Olivia please don’t start blaming yourself. Etta will be a gorgeous girl. For us she will be special not ‘cos she has cortexiphan in her system but because she’s our child. Nothing could change that. I know you’re afraid about what could happen to her. I’m afraid too. But…
You are her mother and I’m sure you love her. You know what is like to have something inside you that you don’t request and I am sure you’ll find a way to teach her how to deal with. I’m pretty sure about that.
Besides for what we know nothing could really happen and maybe when Etta grows up may never come to know about this. And if it happen, instead, we will tell her the truth. Pure and simple.
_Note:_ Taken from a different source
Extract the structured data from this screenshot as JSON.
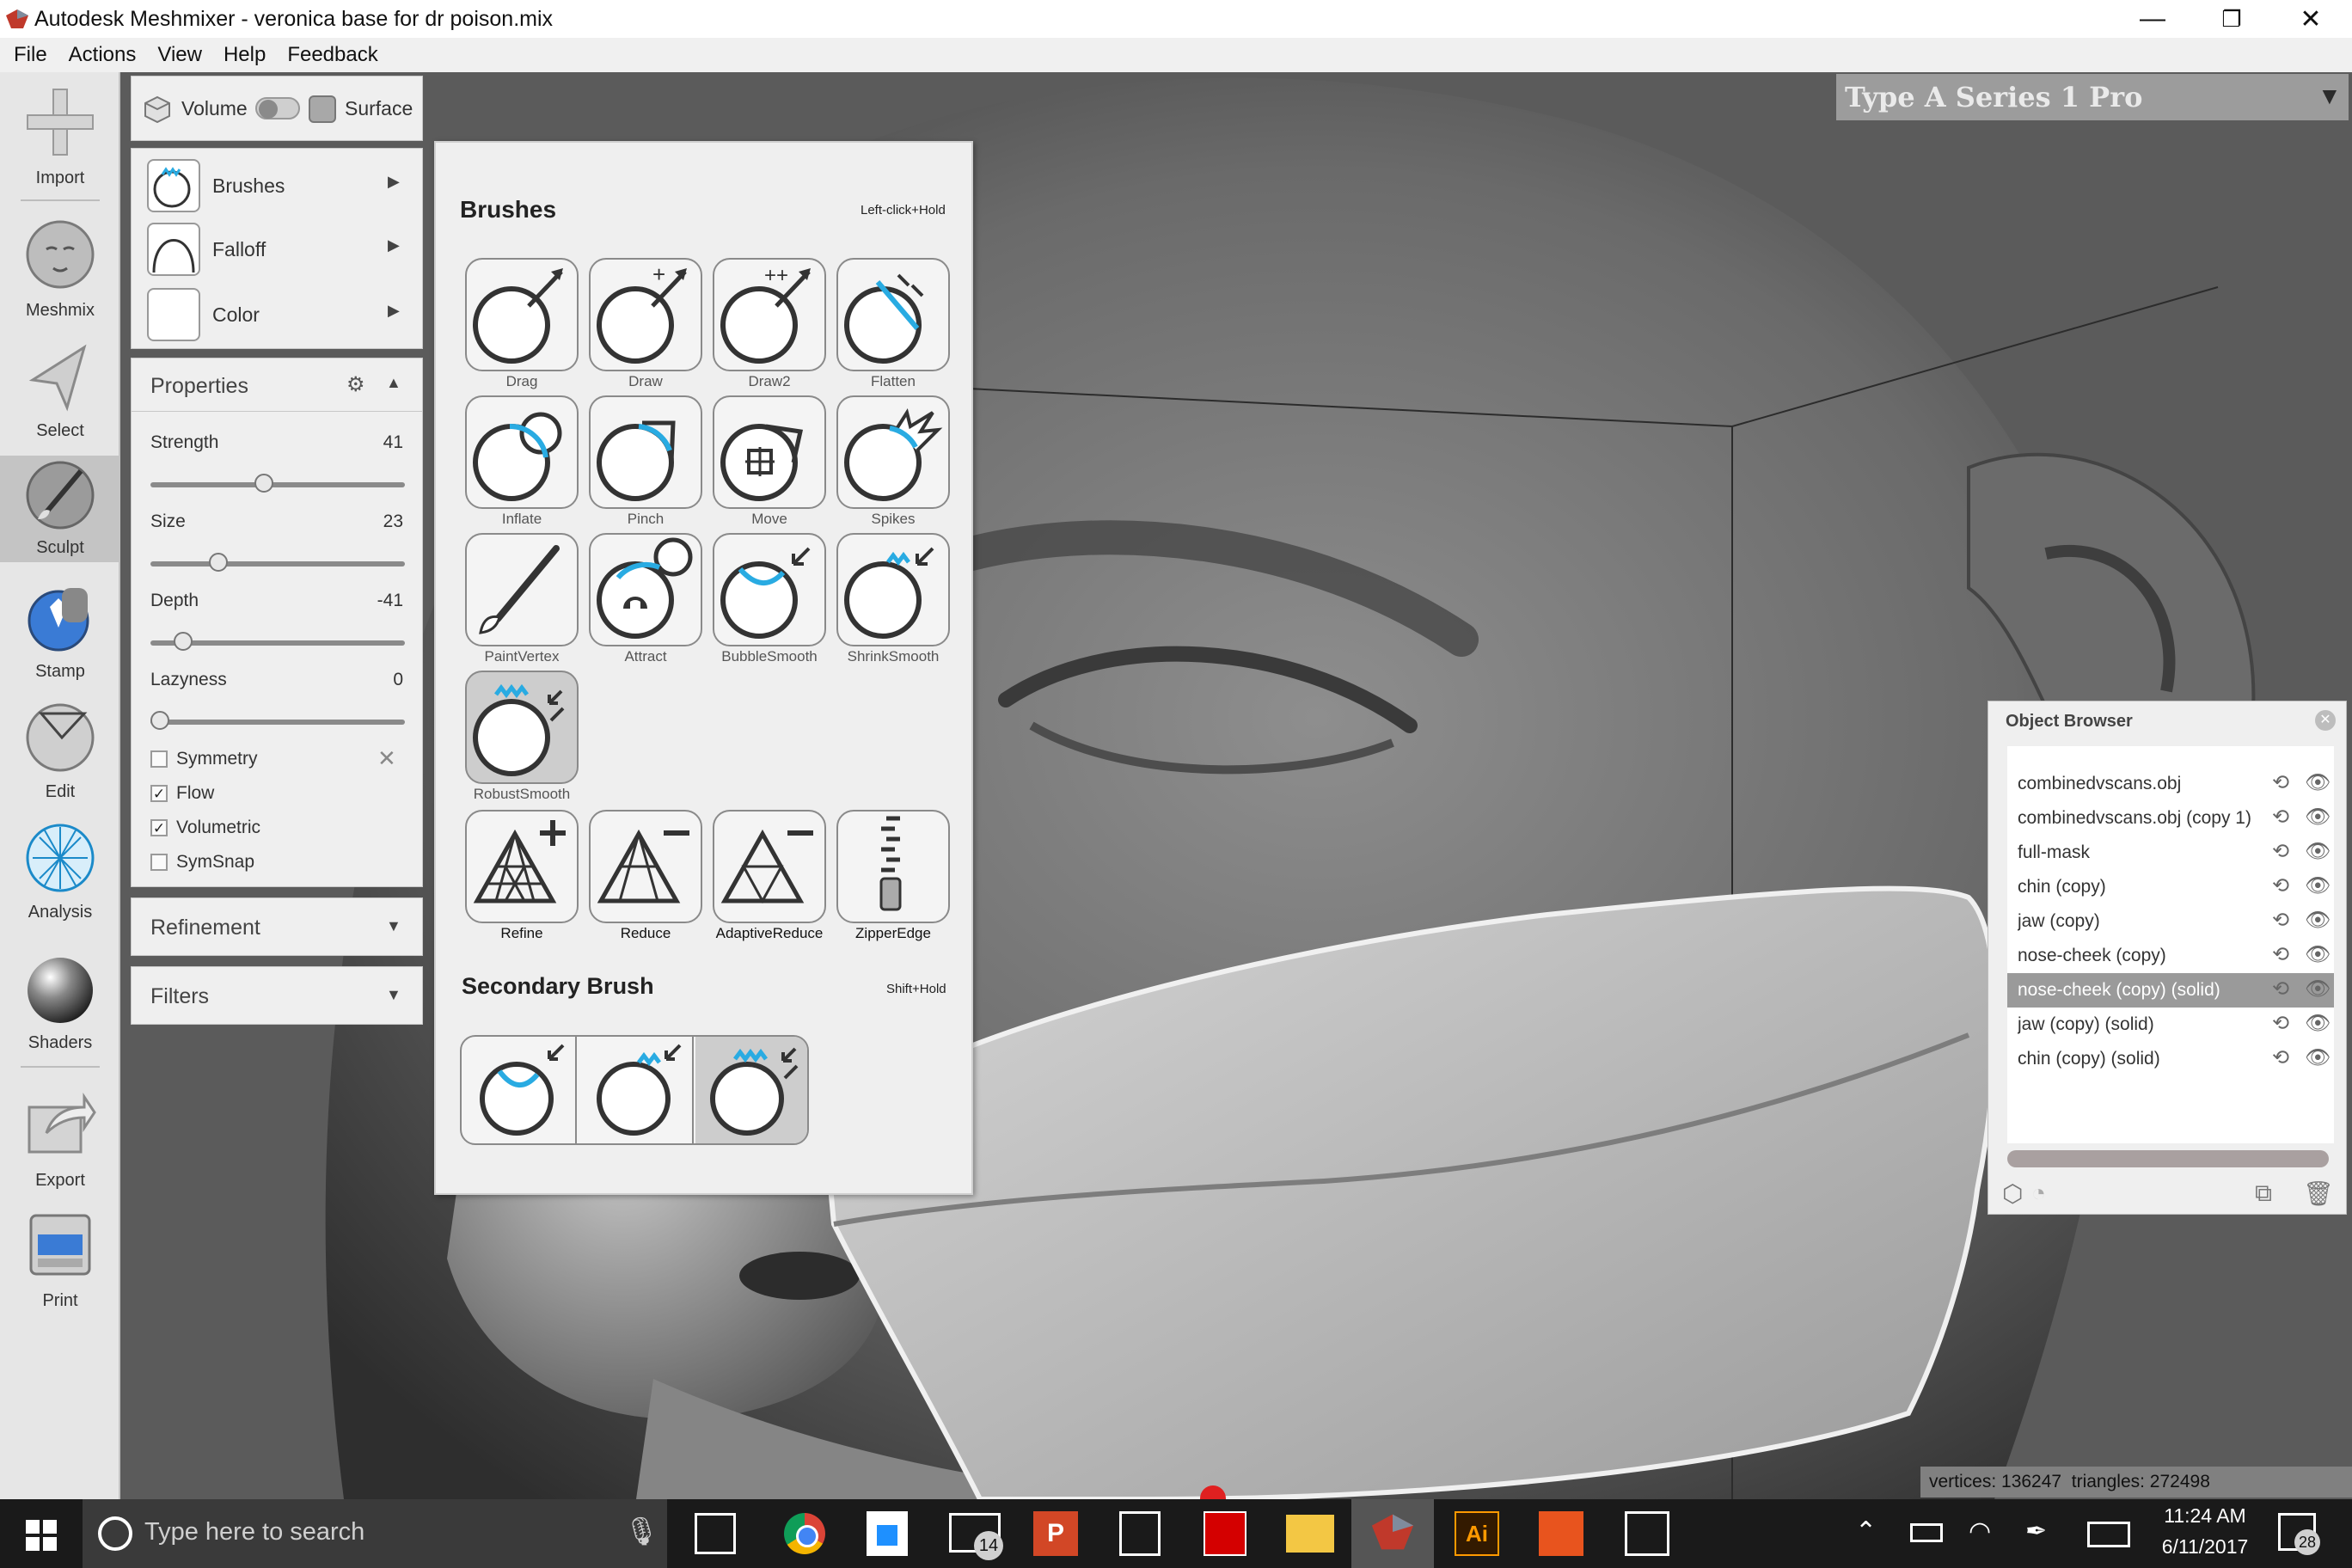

The only thing we have to worry about is to let her know that we always love her, no matter what.
"Of course I love her Peter, but she shouldn’t have to grow up like I did. She shouldn’t have to feel like she doesn’t belong anywhere, like if anyone found out who she really was they’d all think of her as a freak. And I know, that we’ll always love her, no matter what, but, I don’t want this life for her, I don’t want her struggling to come to terms with what she is. I just want her to have a normal life.”
She’ll have a normal life, whatever it means. She already have something that neither you nor me had in childhood: parents who will always be with her whatever it could happen and a grandfather who will spoil her only if we let him do. I know what you’re talking about, I really do but… have you ever thought instead that in future she might love being special?